The problems created by an underfunded education system will end up in doctors’ offices and ERs: kids with behavioral problems caused by toxic stress; high school dropouts with risky behaviors; underemployed adults with chronic conditions caused by living and working environments that do not support healthy behaviors who then delay treatment because of underinsurance.
As professionals who understand the effects of the social determinants like housing, employment, and education on population health, we cannot simply blame a weak educational system on legislative politics that raise insufficient revenues or allot them in ways that disadvantage poorer communities. It is also insufficient merely to call attention to the underinvestment in social services.

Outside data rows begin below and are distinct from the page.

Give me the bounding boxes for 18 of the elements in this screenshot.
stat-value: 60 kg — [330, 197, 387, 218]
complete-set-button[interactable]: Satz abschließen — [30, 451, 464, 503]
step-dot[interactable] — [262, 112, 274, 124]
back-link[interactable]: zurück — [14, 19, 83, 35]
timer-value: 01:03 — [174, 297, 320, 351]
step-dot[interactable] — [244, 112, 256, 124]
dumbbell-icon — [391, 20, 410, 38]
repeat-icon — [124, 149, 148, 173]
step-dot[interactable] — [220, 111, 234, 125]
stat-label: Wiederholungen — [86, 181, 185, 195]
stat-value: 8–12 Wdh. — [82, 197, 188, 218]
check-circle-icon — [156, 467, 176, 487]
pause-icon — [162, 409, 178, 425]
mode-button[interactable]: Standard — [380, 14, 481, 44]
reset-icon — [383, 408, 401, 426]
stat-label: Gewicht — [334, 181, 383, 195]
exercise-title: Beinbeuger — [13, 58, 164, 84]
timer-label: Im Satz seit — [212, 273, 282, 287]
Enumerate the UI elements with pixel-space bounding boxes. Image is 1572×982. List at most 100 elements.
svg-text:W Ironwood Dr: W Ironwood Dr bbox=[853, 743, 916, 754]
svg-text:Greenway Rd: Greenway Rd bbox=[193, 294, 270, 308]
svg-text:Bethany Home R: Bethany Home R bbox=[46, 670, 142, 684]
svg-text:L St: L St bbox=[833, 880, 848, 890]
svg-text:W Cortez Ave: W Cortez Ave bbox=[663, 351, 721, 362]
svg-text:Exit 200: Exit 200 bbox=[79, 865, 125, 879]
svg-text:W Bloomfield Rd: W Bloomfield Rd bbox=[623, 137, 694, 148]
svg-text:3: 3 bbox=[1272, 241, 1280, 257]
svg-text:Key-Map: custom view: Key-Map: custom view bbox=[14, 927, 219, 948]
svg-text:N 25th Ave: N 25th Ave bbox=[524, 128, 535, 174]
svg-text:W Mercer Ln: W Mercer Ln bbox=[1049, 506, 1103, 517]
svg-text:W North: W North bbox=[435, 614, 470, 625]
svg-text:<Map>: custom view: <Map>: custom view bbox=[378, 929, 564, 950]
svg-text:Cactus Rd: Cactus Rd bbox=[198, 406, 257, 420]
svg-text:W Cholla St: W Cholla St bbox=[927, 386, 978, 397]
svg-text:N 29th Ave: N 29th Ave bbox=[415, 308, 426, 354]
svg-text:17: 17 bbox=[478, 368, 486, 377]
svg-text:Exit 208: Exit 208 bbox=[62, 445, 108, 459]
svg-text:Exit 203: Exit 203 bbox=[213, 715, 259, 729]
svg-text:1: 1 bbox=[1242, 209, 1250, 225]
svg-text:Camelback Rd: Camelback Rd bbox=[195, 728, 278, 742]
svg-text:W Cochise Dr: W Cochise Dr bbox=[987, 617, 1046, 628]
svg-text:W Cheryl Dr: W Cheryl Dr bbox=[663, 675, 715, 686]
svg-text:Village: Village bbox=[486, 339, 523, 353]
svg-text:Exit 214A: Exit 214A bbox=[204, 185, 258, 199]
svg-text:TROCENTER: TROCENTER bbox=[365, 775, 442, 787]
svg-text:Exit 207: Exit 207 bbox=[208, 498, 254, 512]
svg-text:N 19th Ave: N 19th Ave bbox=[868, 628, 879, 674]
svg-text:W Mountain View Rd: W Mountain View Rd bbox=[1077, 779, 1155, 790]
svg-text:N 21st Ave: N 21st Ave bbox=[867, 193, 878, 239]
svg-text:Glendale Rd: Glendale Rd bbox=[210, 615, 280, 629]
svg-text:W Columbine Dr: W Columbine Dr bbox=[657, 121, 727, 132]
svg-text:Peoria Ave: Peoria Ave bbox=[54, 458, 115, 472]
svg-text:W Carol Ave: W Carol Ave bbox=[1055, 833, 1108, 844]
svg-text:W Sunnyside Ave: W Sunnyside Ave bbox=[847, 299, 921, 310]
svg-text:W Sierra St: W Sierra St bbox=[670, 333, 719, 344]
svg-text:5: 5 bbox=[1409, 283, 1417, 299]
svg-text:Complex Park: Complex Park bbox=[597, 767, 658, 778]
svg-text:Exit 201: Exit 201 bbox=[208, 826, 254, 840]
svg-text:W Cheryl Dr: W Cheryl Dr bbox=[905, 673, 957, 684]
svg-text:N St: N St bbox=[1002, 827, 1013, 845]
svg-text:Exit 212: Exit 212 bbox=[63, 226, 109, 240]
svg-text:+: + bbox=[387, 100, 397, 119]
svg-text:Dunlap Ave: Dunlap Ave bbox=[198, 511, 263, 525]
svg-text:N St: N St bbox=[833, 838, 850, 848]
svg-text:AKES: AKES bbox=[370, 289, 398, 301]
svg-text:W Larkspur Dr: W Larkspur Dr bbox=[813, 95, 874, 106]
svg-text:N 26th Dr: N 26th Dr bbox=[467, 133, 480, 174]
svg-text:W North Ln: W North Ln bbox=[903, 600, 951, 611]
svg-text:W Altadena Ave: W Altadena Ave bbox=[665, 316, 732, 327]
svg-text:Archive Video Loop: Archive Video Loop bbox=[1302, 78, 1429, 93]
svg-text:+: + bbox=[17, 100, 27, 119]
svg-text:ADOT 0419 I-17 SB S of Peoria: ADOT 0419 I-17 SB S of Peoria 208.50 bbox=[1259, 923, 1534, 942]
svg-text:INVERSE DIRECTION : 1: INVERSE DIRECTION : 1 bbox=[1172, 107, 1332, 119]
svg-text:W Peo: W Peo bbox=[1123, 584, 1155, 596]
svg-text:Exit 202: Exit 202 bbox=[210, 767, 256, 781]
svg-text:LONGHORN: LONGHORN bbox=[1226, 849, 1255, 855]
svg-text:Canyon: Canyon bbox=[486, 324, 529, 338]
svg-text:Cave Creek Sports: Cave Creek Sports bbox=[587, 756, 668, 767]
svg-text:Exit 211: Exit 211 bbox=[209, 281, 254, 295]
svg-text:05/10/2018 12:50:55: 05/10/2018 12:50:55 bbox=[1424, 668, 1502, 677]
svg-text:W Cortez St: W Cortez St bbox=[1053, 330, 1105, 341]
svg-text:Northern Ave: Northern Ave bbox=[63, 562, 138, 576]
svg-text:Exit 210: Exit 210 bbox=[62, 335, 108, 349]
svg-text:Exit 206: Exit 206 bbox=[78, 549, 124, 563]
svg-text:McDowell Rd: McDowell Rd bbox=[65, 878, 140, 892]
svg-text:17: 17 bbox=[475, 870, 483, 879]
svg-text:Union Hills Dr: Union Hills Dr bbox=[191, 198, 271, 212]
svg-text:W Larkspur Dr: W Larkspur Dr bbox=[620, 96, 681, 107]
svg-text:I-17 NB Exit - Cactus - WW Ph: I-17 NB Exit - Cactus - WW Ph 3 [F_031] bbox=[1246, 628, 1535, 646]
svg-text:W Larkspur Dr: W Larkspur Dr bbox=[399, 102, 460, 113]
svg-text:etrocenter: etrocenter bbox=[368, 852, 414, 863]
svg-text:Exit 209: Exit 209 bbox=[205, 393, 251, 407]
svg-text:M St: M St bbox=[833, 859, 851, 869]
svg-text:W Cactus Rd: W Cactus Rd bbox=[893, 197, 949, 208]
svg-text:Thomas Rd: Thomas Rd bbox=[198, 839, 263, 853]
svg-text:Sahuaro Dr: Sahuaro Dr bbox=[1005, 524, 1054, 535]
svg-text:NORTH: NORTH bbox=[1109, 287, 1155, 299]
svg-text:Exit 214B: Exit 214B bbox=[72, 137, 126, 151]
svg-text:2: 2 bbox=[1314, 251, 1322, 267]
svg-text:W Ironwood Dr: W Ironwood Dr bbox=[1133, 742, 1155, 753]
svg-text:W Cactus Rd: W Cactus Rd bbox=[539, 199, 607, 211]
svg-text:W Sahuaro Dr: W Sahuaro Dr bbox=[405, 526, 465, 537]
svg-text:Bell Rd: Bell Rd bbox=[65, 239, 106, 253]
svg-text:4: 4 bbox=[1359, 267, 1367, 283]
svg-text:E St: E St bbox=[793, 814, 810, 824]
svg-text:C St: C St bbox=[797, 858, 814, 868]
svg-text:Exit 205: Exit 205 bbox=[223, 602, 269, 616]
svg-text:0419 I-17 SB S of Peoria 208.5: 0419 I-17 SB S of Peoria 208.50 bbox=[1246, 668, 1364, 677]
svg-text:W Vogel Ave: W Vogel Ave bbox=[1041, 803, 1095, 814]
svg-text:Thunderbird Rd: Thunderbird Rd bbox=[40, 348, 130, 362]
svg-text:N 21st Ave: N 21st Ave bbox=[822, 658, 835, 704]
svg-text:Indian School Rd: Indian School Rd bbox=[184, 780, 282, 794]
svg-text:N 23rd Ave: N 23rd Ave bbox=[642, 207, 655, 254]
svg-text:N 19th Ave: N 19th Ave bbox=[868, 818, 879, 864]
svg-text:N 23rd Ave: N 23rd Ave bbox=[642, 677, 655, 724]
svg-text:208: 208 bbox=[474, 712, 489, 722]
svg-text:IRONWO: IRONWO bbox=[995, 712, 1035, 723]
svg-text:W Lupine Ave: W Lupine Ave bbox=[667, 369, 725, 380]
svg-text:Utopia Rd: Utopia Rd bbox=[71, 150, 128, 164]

We must acknowledge what Don Berwick, president emeritus and senior fellow at the Institute for Healthcare Improvement, labels as the health care economy’s “confiscatory” role in creating the crisis in public education financing. Every extra dollar—whether from Medicaid, Medicare, public employee systems, or private employers—spent on a breakthrough drug, a consolidated health care system, a diagnostic test, or a health care consultant is one that could be spent on textbooks, teacher salaries, or a leaky school roof. These are questions of policy priorities and values. Does an orthopedic surgeon really provide ten times more social value than a teacher, as average starting salaries would indicate?
Even if we acknowledge health care’s complicity in the educational financing crisis, our first impulse may be to ask for more money to help fix the problem—nurses to make home visits, community health workers to make social service connections, or behavioral health therapists to employ in primary care.
But perhaps we need to advocate for more guardians against ourselves and our dangerous impulse to fix the problem we helped create and to grow our industry in general. Measures such as more aggressive antitrust oversight, tighter approvals for new drugs, technology and service expansion, commercial insurance rate review, and global budgeting may all be necessary to curb the health care beast.
This would require potentially advocating against our self- or institutional- interests. It would call for a stronger role by government, which is hardly fashionable these days. But many of us were drawn into health care precisely because of the sense of purpose provided by the chance to help others—to participate in the healing and caring process and to help build systems that meet the needs of populations. Doing well while convincing ourselves we are doing good has made that charitable motivation easier to maintain.
That same impulse to help should allow us to look in the mirror and acknowledge the damage a malnourished public educational system does to our kids, a system that health care has helped to starve.